Big, powerful, uncompromising, creative men who have no time for twiddling, who never would have dreamed of being tucked away in the house of Commons before, would want to belong to it.
In the meantime, of course, the men of England who have empires to express, are not unnaturally expressing them in more simple language like foundries, soap factories around a world, tungsten mines, department stores, banks, subways, railroads for seventy nations, and ships on seven seas, Winnipeg trolleys and little New York skyscrapers.
Business men of the more usual or humdrum kind could not do it, but certainly, the first day that business men like these, of the first or world-size class, once find the House of Commons a place they like to be in, once begin expressing the genius of the English people in government as they are already expressing the genius of the English people in owning the earth, in buying and selling, in inventing things and in inventing corporations, the House of Commons will cease to be a bog of words, an abyss of committees, and legislation will begin to be run like a railroad—on a block signal system, rows of things taken up, gone over, and finished. The click of the signal. Then the next thing.
I sit in my club and look out of the window and think. Just outside thousands of taxies shooting all these little mighty wills of men across my window, across London, across England, across the world ... the huge, imperious street ... all these men hurling themselves about in it, joining their wills on to telephone wires, to mighty trains and little quiet country roads, hitching up cables to their wills, and ships—hitching up the very clouds over the sea to their wills and running a world—why are not men like these—men who have the street-spirit in them, this motor genius of driving through to what they want, taking seats in the House of Commons?
Perhaps Oxford Street is more efficient and more characteristic in expressing the genius and the will of the English people than the House of Commons is because of the way in which the people select the men they want to express them in Oxford Street.

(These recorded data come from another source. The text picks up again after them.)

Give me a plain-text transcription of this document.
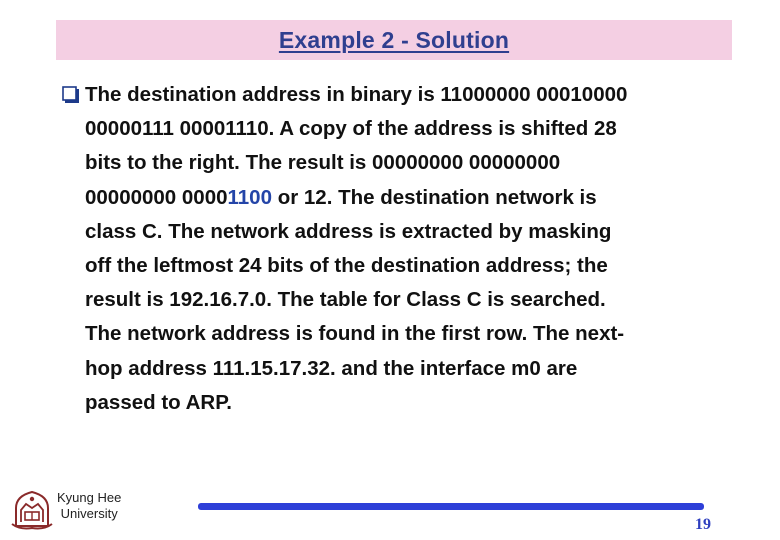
Example 2 - Solution
The destination address in binary is 11000000 00010000
00000111 00001110. A copy of the address is shifted 28
bits to the right. The result is 00000000 00000000
00000000 00001100 or 12. The destination network is
class C. The network address is extracted by masking
off the leftmost 24 bits of the destination address; the
result is 192.16.7.0. The table for Class C is searched.
The network address is found in the first row. The next-
hop address 111.15.17.32. and the interface m0 are
passed to ARP.
Kyung Hee
University
19
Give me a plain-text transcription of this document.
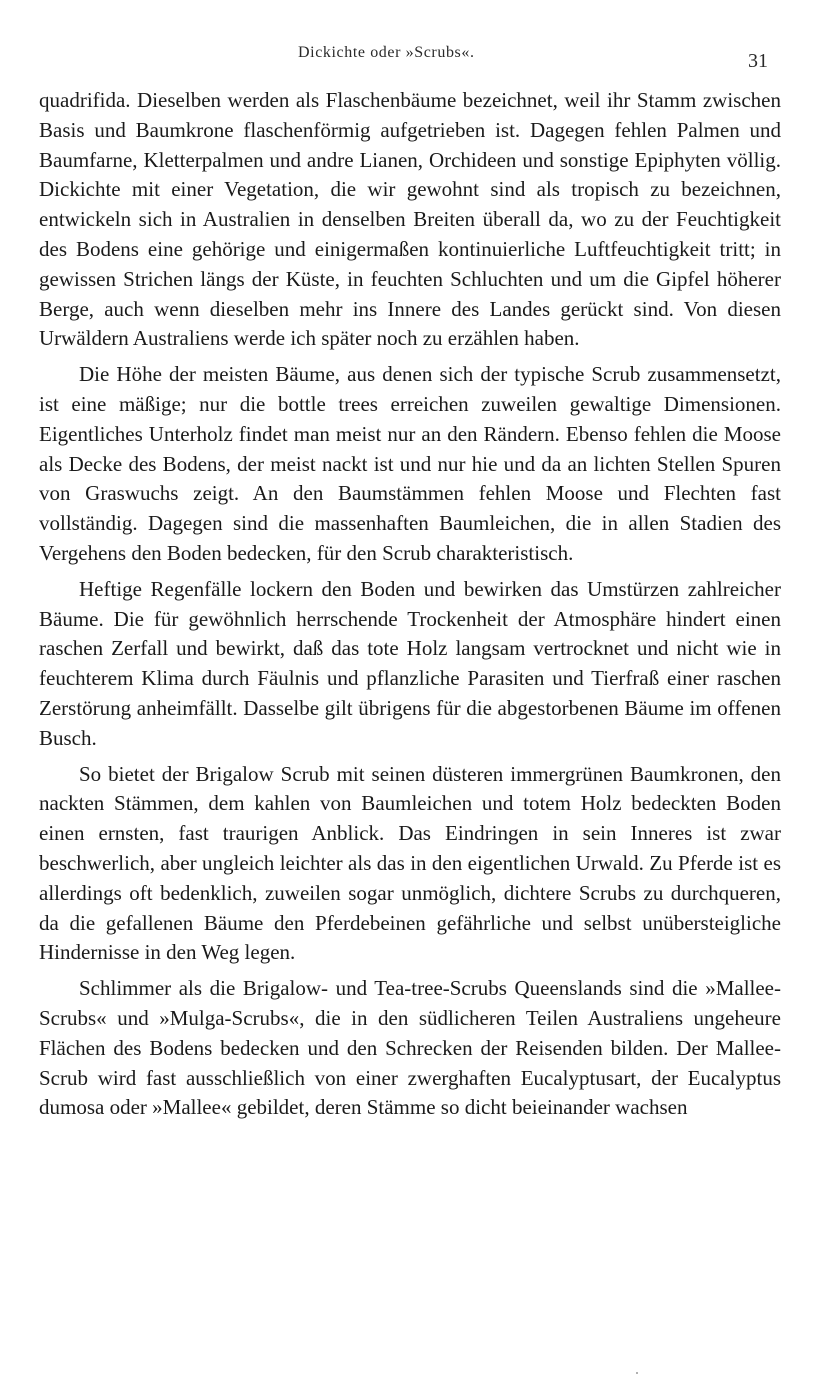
Dickichte oder »Scrubs«.	31

quadrifida. Dieselben werden als Flaschenbäume bezeichnet, weil ihr Stamm zwischen Basis und Baumkrone flaschenförmig aufgetrieben ist. Dagegen fehlen Palmen und Baumfarne, Kletterpalmen und andre Lianen, Orchideen und sonstige Epiphyten völlig. Dickichte mit einer Vegetation, die wir gewohnt sind als tropisch zu bezeichnen, entwickeln sich in Australien in denselben Breiten überall da, wo zu der Feuchtigkeit des Bodens eine gehörige und einigermaßen kontinuierliche Luftfeuchtigkeit tritt; in gewissen Strichen längs der Küste, in feuchten Schluchten und um die Gipfel höherer Berge, auch wenn dieselben mehr ins Innere des Landes gerückt sind. Von diesen Urwäldern Australiens werde ich später noch zu erzählen haben.

Die Höhe der meisten Bäume, aus denen sich der typische Scrub zusammensetzt, ist eine mäßige; nur die bottle trees erreichen zuweilen gewaltige Dimensionen. Eigentliches Unterholz findet man meist nur an den Rändern. Ebenso fehlen die Moose als Decke des Bodens, der meist nackt ist und nur hie und da an lichten Stellen Spuren von Graswuchs zeigt. An den Baumstämmen fehlen Moose und Flechten fast vollständig. Dagegen sind die massenhaften Baumleichen, die in allen Stadien des Vergehens den Boden bedecken, für den Scrub charakteristisch.

Heftige Regenfälle lockern den Boden und bewirken das Umstürzen zahlreicher Bäume. Die für gewöhnlich herrschende Trockenheit der Atmosphäre hindert einen raschen Zerfall und bewirkt, daß das tote Holz langsam vertrocknet und nicht wie in feuchterem Klima durch Fäulnis und pflanzliche Parasiten und Tierfraß einer raschen Zerstörung anheimfällt. Dasselbe gilt übrigens für die abgestorbenen Bäume im offenen Busch.

So bietet der Brigalow Scrub mit seinen düsteren immergrünen Baumkronen, den nackten Stämmen, dem kahlen von Baumleichen und totem Holz bedeckten Boden einen ernsten, fast traurigen Anblick. Das Eindringen in sein Inneres ist zwar beschwerlich, aber ungleich leichter als das in den eigentlichen Urwald. Zu Pferde ist es allerdings oft bedenklich, zuweilen sogar unmöglich, dichtere Scrubs zu durchqueren, da die gefallenen Bäume den Pferdebeinen gefährliche und selbst unübersteigliche Hindernisse in den Weg legen.

Schlimmer als die Brigalow- und Tea-tree-Scrubs Queenslands sind die »Mallee-Scrubs« und »Mulga-Scrubs«, die in den südlicheren Teilen Australiens ungeheure Flächen des Bodens bedecken und den Schrecken der Reisenden bilden. Der Mallee-Scrub wird fast ausschließlich von einer zwerghaften Eucalyptusart, der Eucalyptus dumosa oder »Mallee« gebildet, deren Stämme so dicht beieinander wachsen
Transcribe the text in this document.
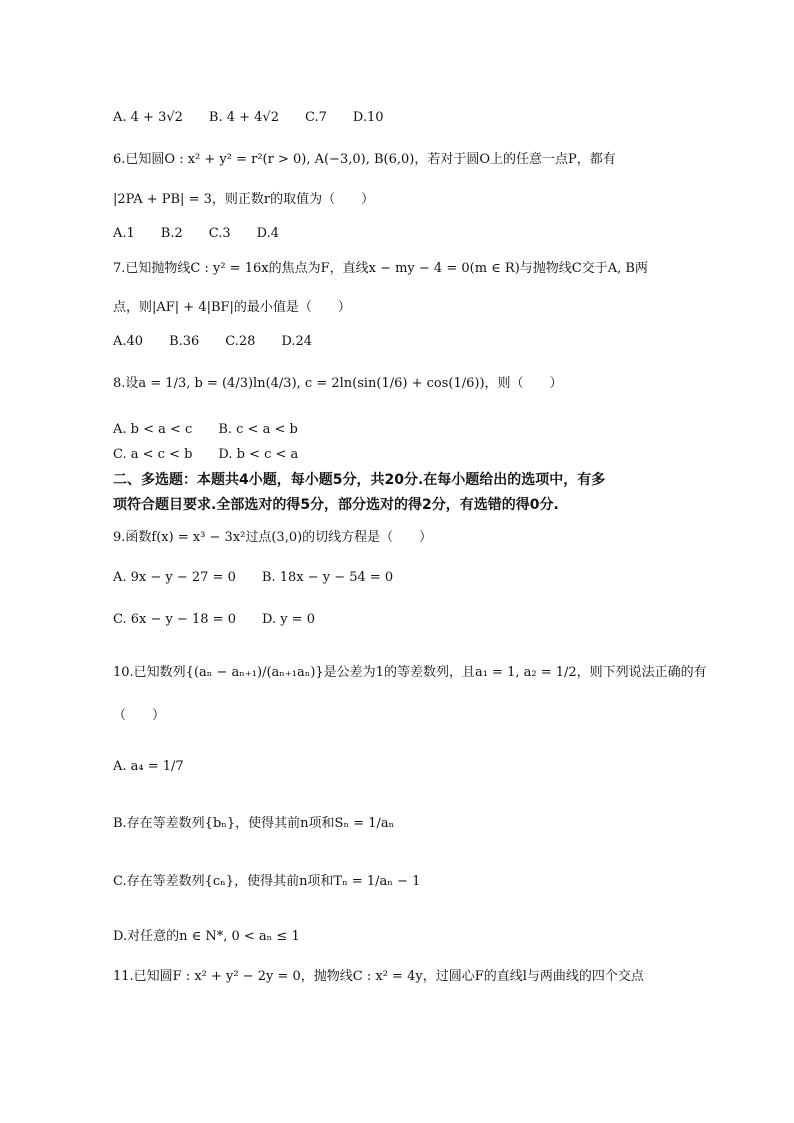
A. 4 + 3√2　　B. 4 + 4√2　　C.7　　D.10
6.已知圆O : x² + y² = r²(r > 0), A(−3,0), B(6,0)，若对于圆O上的任意一点P，都有
|2PA + PB| = 3，则正数r的取值为（　　）
A.1　　B.2　　C.3　　D.4
7.已知抛物线C : y² = 16x的焦点为F，直线x − my − 4 = 0(m ∈ R)与抛物线C交于A, B两
点，则|AF| + 4|BF|的最小值是（　　）
A.40　　B.36　　C.28　　D.24
8.设a = 1/3, b = (4/3)ln(4/3), c = 2ln(sin(1/6) + cos(1/6))，则（　　）
A. b < a < c　　B. c < a < b
C. a < c < b　　D. b < c < a
二、多选题：本题共4小题，每小题5分，共20分.在每小题给出的选项中，有多
项符合题目要求.全部选对的得5分，部分选对的得2分，有选错的得0分.
9.函数f(x) = x³ − 3x²过点(3,0)的切线方程是（　　）
A. 9x − y − 27 = 0　　B. 18x − y − 54 = 0
C. 6x − y − 18 = 0　　D. y = 0
10.已知数列{(aₙ − aₙ₊₁)/(aₙ₊₁aₙ)}是公差为1的等差数列，且a₁ = 1, a₂ = 1/2，则下列说法正确的有
（　　）
A. a₄ = 1/7
B.存在等差数列{bₙ}，使得其前n项和Sₙ = 1/aₙ
C.存在等差数列{cₙ}，使得其前n项和Tₙ = 1/aₙ − 1
D.对任意的n ∈ N*, 0 < aₙ ≤ 1
11.已知圆F : x² + y² − 2y = 0，抛物线C : x² = 4y，过圆心F的直线l与两曲线的四个交点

It may be that the men the people have selected to be at the top of the nation's law-making are not selected by as skillful, painstaking, or thorough a process as the men who have been selected to be placed at the top of the nation's buying and selling.
Possibly the reason the House of Commons does not express the will of the people is, that its members are merely selected in a loose, vague way and by merely counting noses.
Possibly, too, the men who are selected by a true, honest, direct, natural selection to be the leaders and to free the energies and steer the work of the people, the men who are selected to lead by being seen and lived with and worked with all day, every day, are better selected men than men who having been voted on on slips of paper, and having been seen in newspaper paragraphs, travel up to London and begin thoughtlessly running a world.
The business man drops into the House of Commons after the meeting of his firm in Bond Street, Lombard Street, or Oxford Street and takes a look at it. He sees before him a huge tool or piece of machinery—a body of men intended to work together and to get certain grave, particular, and important things done, that the people want done, and he does not see how a great good-hearted chaos or welter, a kind of chance national Weather of Human Nature like the House of Commons, can get the things done.